I finished Fireworks Over Toccoa two days ago, and I'm still finding it hard to put my thoughts into words. As expected, the book was pretty predictable, but that didn't stop me from shedding a tear or two after reading the final paragraph. It's a decent romance novel, and its wartime setting and unique details about fireworks made it enjoyable. But I'm torn about my feelings for the main character and her actions. Lily is a likable young woman; I admired her feisty personality, her unwillingness to fully submit to her mother's expectations. I can understand her confusion when she meets Jake, given that she has been alone for over three years and didn't have much time to get to know her husband before he went off to war. She was little more than a child when she met and married Paul, and she changed a lot in the years he was gone. However, she made a commitment to Paul, and his lengthy absence and the fact that they don't really know one another still doesn't make it okay for her to have an affair with another man. I must admit that I couldn't put the book down because I just had to know how Lily resolved such a messy situation.
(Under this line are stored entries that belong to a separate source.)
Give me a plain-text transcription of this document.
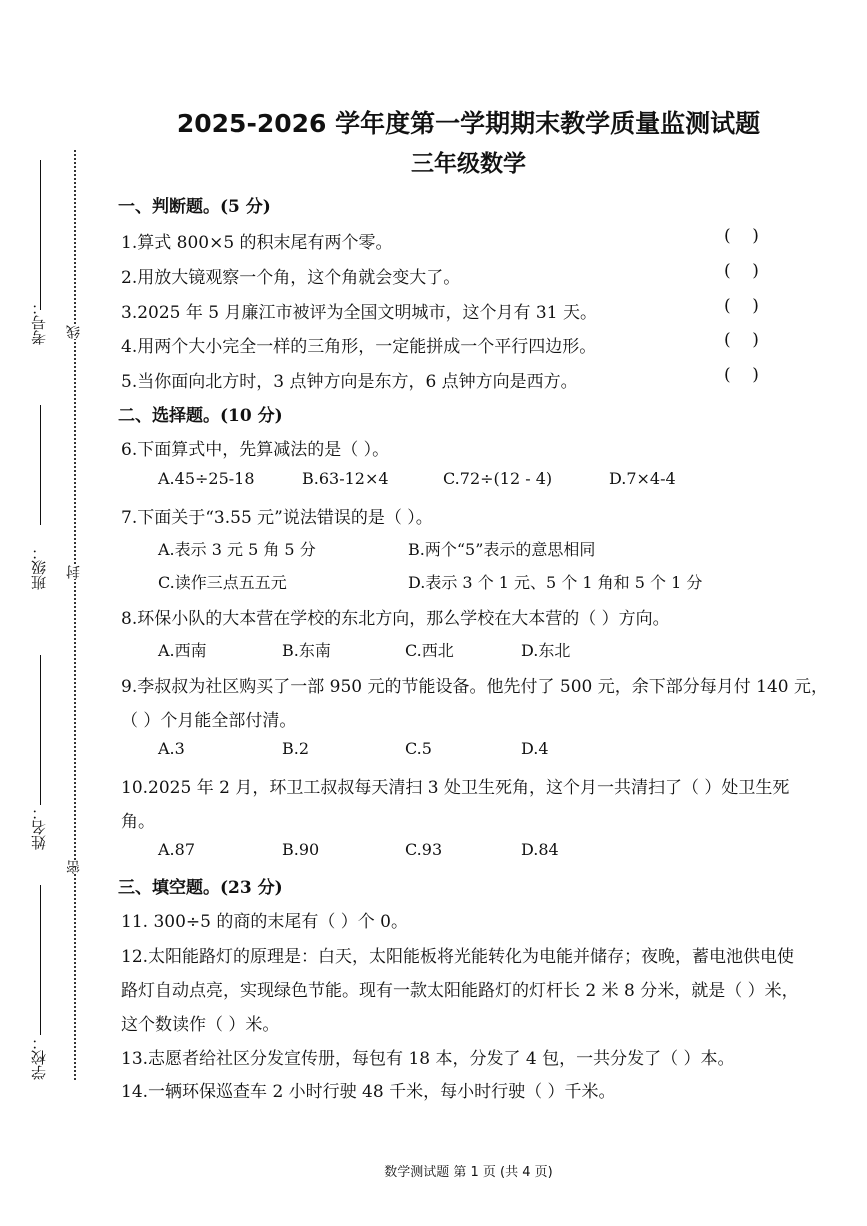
考号：
班级：
姓名：
学校：
线
封
密
2025-2026 学年度第一学期期末教学质量监测试题
三年级数学
一、判断题。(5 分)
1.算式 800×5 的积末尾有两个零。	(    )
2.用放大镜观察一个角，这个角就会变大了。	(    )
3.2025 年 5 月廉江市被评为全国文明城市，这个月有 31 天。	(    )
4.用两个大小完全一样的三角形，一定能拼成一个平行四边形。	(    )
5.当你面向北方时，3 点钟方向是东方，6 点钟方向是西方。	(    )
二、选择题。(10 分)
6.下面算式中，先算减法的是（ ）。
A.45÷25-18	B.63-12×4	C.72÷(12 - 4)	D.7×4-4
7.下面关于“3.55 元”说法错误的是（ ）。
A.表示 3 元 5 角 5 分	B.两个“5”表示的意思相同
C.读作三点五五元	D.表示 3 个 1 元、5 个 1 角和 5 个 1 分
8.环保小队的大本营在学校的东北方向，那么学校在大本营的（ ）方向。
A.西南	B.东南	C.西北	D.东北
9.李叔叔为社区购买了一部 950 元的节能设备。他先付了 500 元，余下部分每月付 140 元，
（ ）个月能全部付清。
A.3	B.2	C.5	D.4
10.2025 年 2 月，环卫工叔叔每天清扫 3 处卫生死角，这个月一共清扫了（ ）处卫生死
角。
A.87	B.90	C.93	D.84
三、填空题。(23 分)
11. 300÷5 的商的末尾有（ ）个 0。
12.太阳能路灯的原理是：白天，太阳能板将光能转化为电能并储存；夜晚，蓄电池供电使
路灯自动点亮，实现绿色节能。现有一款太阳能路灯的灯杆长 2 米 8 分米，就是（ ）米，
这个数读作（ ）米。
13.志愿者给社区分发宣传册，每包有 18 本，分发了 4 包，一共分发了（ ）本。
14.一辆环保巡查车 2 小时行驶 48 千米，每小时行驶（ ）千米。
数学测试题 第 1 页 (共 4 页)
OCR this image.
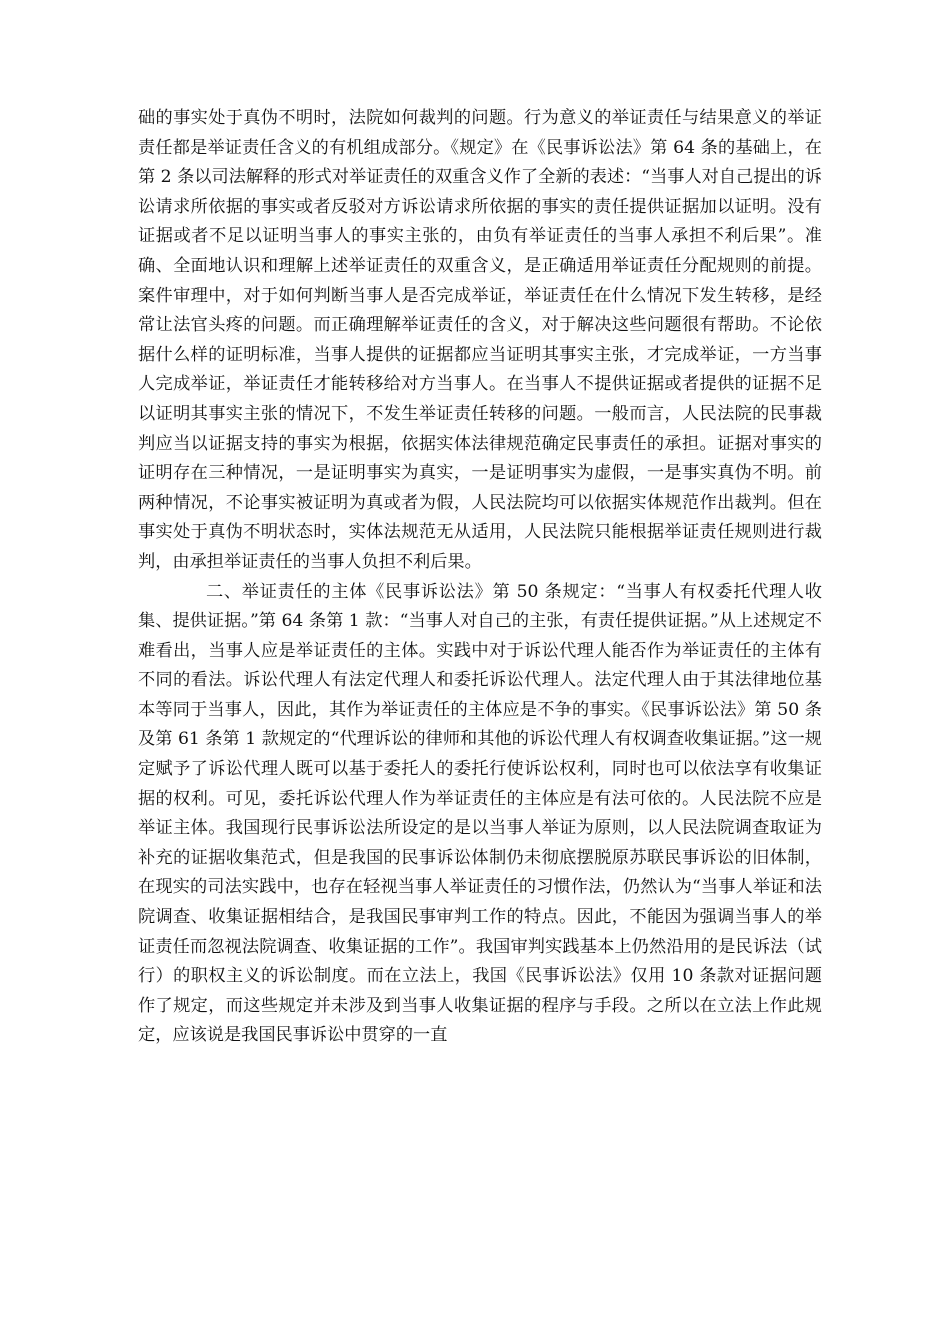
础的事实处于真伪不明时，法院如何裁判的问题。行为意义的举证责任与结果意义的举证责任都是举证责任含义的有机组成部分。《规定》在《民事诉讼法》第 64 条的基础上，在第 2 条以司法解释的形式对举证责任的双重含义作了全新的表述：“当事人对自己提出的诉讼请求所依据的事实或者反驳对方诉讼请求所依据的事实的责任提供证据加以证明。没有证据或者不足以证明当事人的事实主张的，由负有举证责任的当事人承担不利后果”。准确、全面地认识和理解上述举证责任的双重含义，是正确适用举证责任分配规则的前提。案件审理中，对于如何判断当事人是否完成举证，举证责任在什么情况下发生转移，是经常让法官头疼的问题。而正确理解举证责任的含义，对于解决这些问题很有帮助。不论依据什么样的证明标准，当事人提供的证据都应当证明其事实主张，才完成举证，一方当事人完成举证，举证责任才能转移给对方当事人。在当事人不提供证据或者提供的证据不足以证明其事实主张的情况下，不发生举证责任转移的问题。一般而言，人民法院的民事裁判应当以证据支持的事实为根据，依据实体法律规范确定民事责任的承担。证据对事实的证明存在三种情况，一是证明事实为真实，一是证明事实为虚假，一是事实真伪不明。前两种情况，不论事实被证明为真或者为假，人民法院均可以依据实体规范作出裁判。但在事实处于真伪不明状态时，实体法规范无从适用，人民法院只能根据举证责任规则进行裁判，由承担举证责任的当事人负担不利后果。

二、举证责任的主体《民事诉讼法》第 50 条规定：“当事人有权委托代理人收集、提供证据。”第 64 条第 1 款：“当事人对自己的主张，有责任提供证据。”从上述规定不难看出，当事人应是举证责任的主体。实践中对于诉讼代理人能否作为举证责任的主体有不同的看法。诉讼代理人有法定代理人和委托诉讼代理人。法定代理人由于其法律地位基本等同于当事人，因此，其作为举证责任的主体应是不争的事实。《民事诉讼法》第 50 条及第 61 条第 1 款规定的“代理诉讼的律师和其他的诉讼代理人有权调查收集证据。”这一规定赋予了诉讼代理人既可以基于委托人的委托行使诉讼权利，同时也可以依法享有收集证据的权利。可见，委托诉讼代理人作为举证责任的主体应是有法可依的。人民法院不应是举证主体。我国现行民事诉讼法所设定的是以当事人举证为原则，以人民法院调查取证为补充的证据收集范式，但是我国的民事诉讼体制仍未彻底摆脱原苏联民事诉讼的旧体制，在现实的司法实践中，也存在轻视当事人举证责任的习惯作法，仍然认为“当事人举证和法院调查、收集证据相结合，是我国民事审判工作的特点。因此，不能因为强调当事人的举证责任而忽视法院调查、收集证据的工作”。我国审判实践基本上仍然沿用的是民诉法（试行）的职权主义的诉讼制度。而在立法上，我国《民事诉讼法》仅用 10 条款对证据问题作了规定，而这些规定并未涉及到当事人收集证据的程序与手段。之所以在立法上作此规定，应该说是我国民事诉讼中贯穿的一直
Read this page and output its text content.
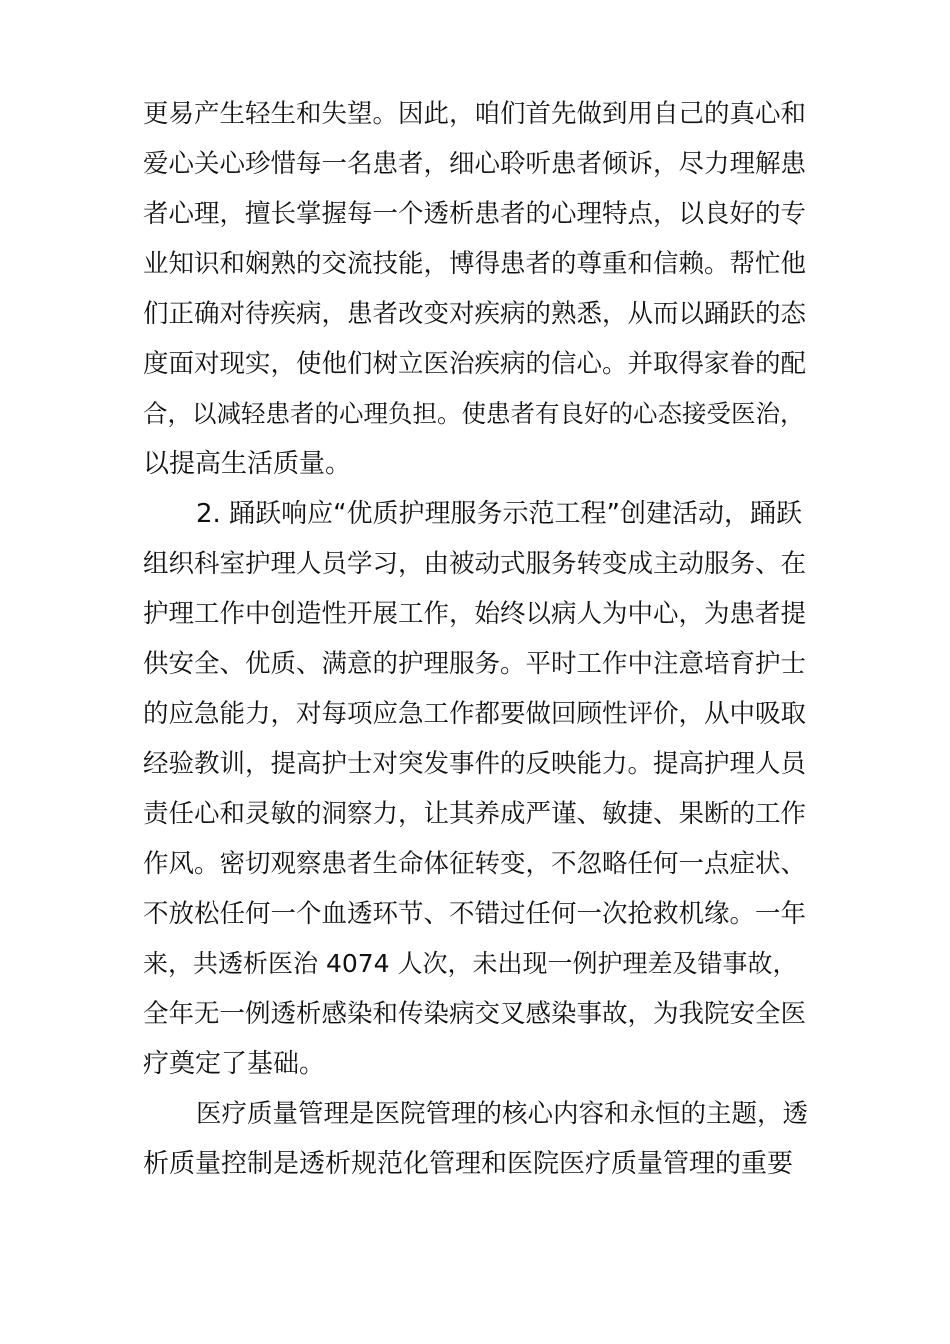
更易产生轻生和失望。因此，咱们首先做到用自己的真心和
爱心关心珍惜每一名患者，细心聆听患者倾诉，尽力理解患
者心理，擅长掌握每一个透析患者的心理特点，以良好的专
业知识和娴熟的交流技能，博得患者的尊重和信赖。帮忙他
们正确对待疾病，患者改变对疾病的熟悉，从而以踊跃的态
度面对现实，使他们树立医治疾病的信心。并取得家眷的配
合，以减轻患者的心理负担。使患者有良好的心态接受医治，
以提高生活质量。
2. 踊跃响应“优质护理服务示范工程”创建活动，踊跃
组织科室护理人员学习，由被动式服务转变成主动服务、在
护理工作中创造性开展工作，始终以病人为中心，为患者提
供安全、优质、满意的护理服务。平时工作中注意培育护士
的应急能力，对每项应急工作都要做回顾性评价，从中吸取
经验教训，提高护士对突发事件的反映能力。提高护理人员
责任心和灵敏的洞察力，让其养成严谨、敏捷、果断的工作
作风。密切观察患者生命体征转变，不忽略任何一点症状、
不放松任何一个血透环节、不错过任何一次抢救机缘。一年
来，共透析医治 4074 人次，未出现一例护理差及错事故，
全年无一例透析感染和传染病交叉感染事故，为我院安全医
疗奠定了基础。
医疗质量管理是医院管理的核心内容和永恒的主题，透
析质量控制是透析规范化管理和医院医疗质量管理的重要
Despite the predictability, I couldn't help but get caught up in the characters -- especially Jake, a gentle soul haunted by the horrors of war and afraid to open his heart -- and the warm, southern setting. Stepakoff does a great job making you feel as though you are fighting your way through the kudzu or in the center of the gossiping ladies in the hair salon. At the end, when I was conflicted about Lily's actions and her ultimate choice -- and wishing I had a tissue in my bag and wasn't tearing up on the train -- I realized that I enjoyed the book more than I expected to. Fireworks Over Toccoa is a good, light read for those who enjoy love stories, and for those who are like me and don't read too many romances, the book is short enough that it's worth giving a try.
Disclosure: I received a free copy of Fireworks Over Toccoa from St. Martin's Press for review purposes. I am an Amazon affiliate.